Her kavim farklı bir meziyet ve faziletle var edilmiştir. İçlerindeki zalimler hariç hiçbir kavme toptan düşmanlık yapılması ve dışlanması söz konusu değildir. Ancak Kur’an’ı Kerimin ayet ve işaretlerinden, Hz. Peygamberimizin hadis ve haberlerinden, bilimsel verilerden ve belgelerden öğreniyoruz ki, tarih boyunca dünya düzenini ve dengelerini etkileyen iki kavim görülmektedir. Bunlardan birisi; küfrün ve kötülüğün temsilcisi gibi davranan Siyonist Yahudiler, diğeri ise; Hakkın ve hayrın takipçisi mümin ve mücahit Türkler öne çıkıvermektedir. Son 350 yıldır, Osmanlının ikinci Viyana başarısızlığının ardından, dümeni ele geçiren Siyonist Yahudi odaklar ve Haçlı ortakları, 2. Dünya Savaşından ve Yalta konferansından sonra; maalesef tam bir zulüm ve sömürü düzeni tertiplemişler, acımasızca Deccalizmi yürütmüşler ve Siyonizm’in dünya hakimiyeti hevesiyle ve BOP çevresinde, son hedef olarak Suriye’yi parçalayıp asıl Türkiye sınırına gelmişlerdir. İşte bu oldukça kritik aşamada Hz. Peygamberimizin “Melheme-i Kübra- Büyük Yaralanma” diye bildirdiği, Batılıların ise Armegeddon dediği tarihi hesaplaşma artık kaçınılmaz gibidir. Yani tarihi inkilap ve iktidarların Şeytani tetikçisi Siyonist Yahudilerle, Rahmani temsilcisi Mümin Türkler arasındaki hakimiyet mücadelesi, büyük bir bilek güreşi ile neticelendirilecektir.

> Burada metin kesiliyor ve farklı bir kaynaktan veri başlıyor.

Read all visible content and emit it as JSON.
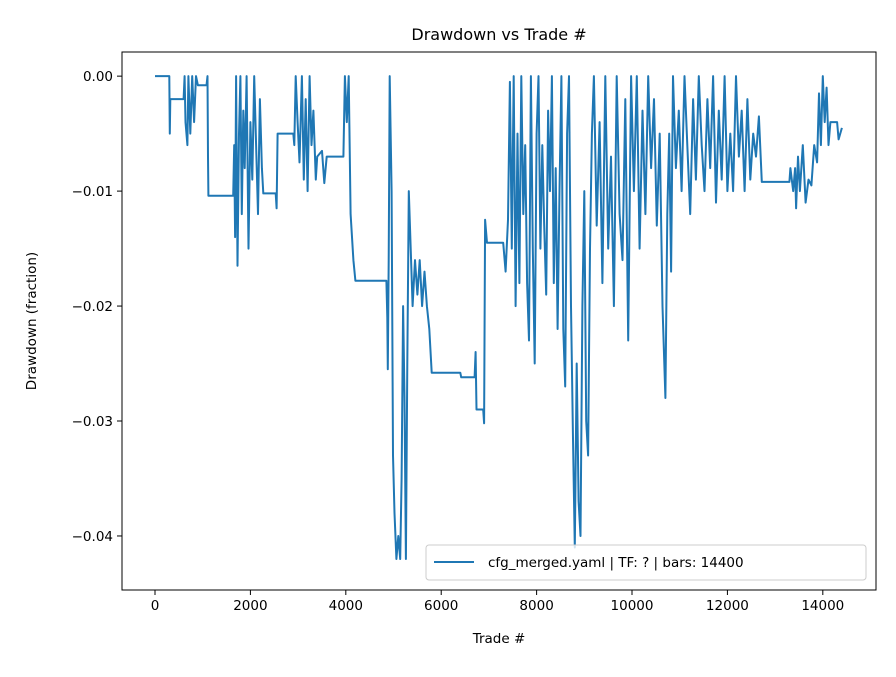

Dışarıda bir girdap var. Herkesi bu girdabın içine sokmaya çalışıyorlar. Ortadoğu geçmişten bu yana Melhame-i Kübra'ya hazırlanıyor. Bunun için 21. y.y Modern Haçlı Seferleri için İttifaklar sistemi iyice belirginleşiyor. Ortadoğu'nun güç odakları ve sır katipleri Kudüs-Roma-İstanbul arasında büyük bir hareketlilik ile mekik dokuyor. Kaos düzenin mimarları son kozlarını açıktan oynamaya başlıyor. Kasım da ABD Başkanlık Seçimleri ile Derin Dünya Devleti Yöneticileri Hillary Clinton projesi ile bölgede daha somut adımlar atmaya çalışacaktır. Türkiye bölgenin anahtarıdır. Bu anahtar olmadan Ortadoğu Kudüs kapısı açılmaz. Türkiye'nin Melhame-i Kübra'daki yani büyük savaşta ki rolü çok önemlidir. İleriki dönemde Kasım ayı hem Dünya için hem Ortadoğu için hem de Türkiye için çok önemlidir... Kasım ayında ABD ilk kadın Başkanını (Nostradamus'un kehanetinde bu konu ile ilgili çok önemli bilgiler var) seçecek. Türkiye'yi ise Kasım ayında büyük bir Referandum bekliyor...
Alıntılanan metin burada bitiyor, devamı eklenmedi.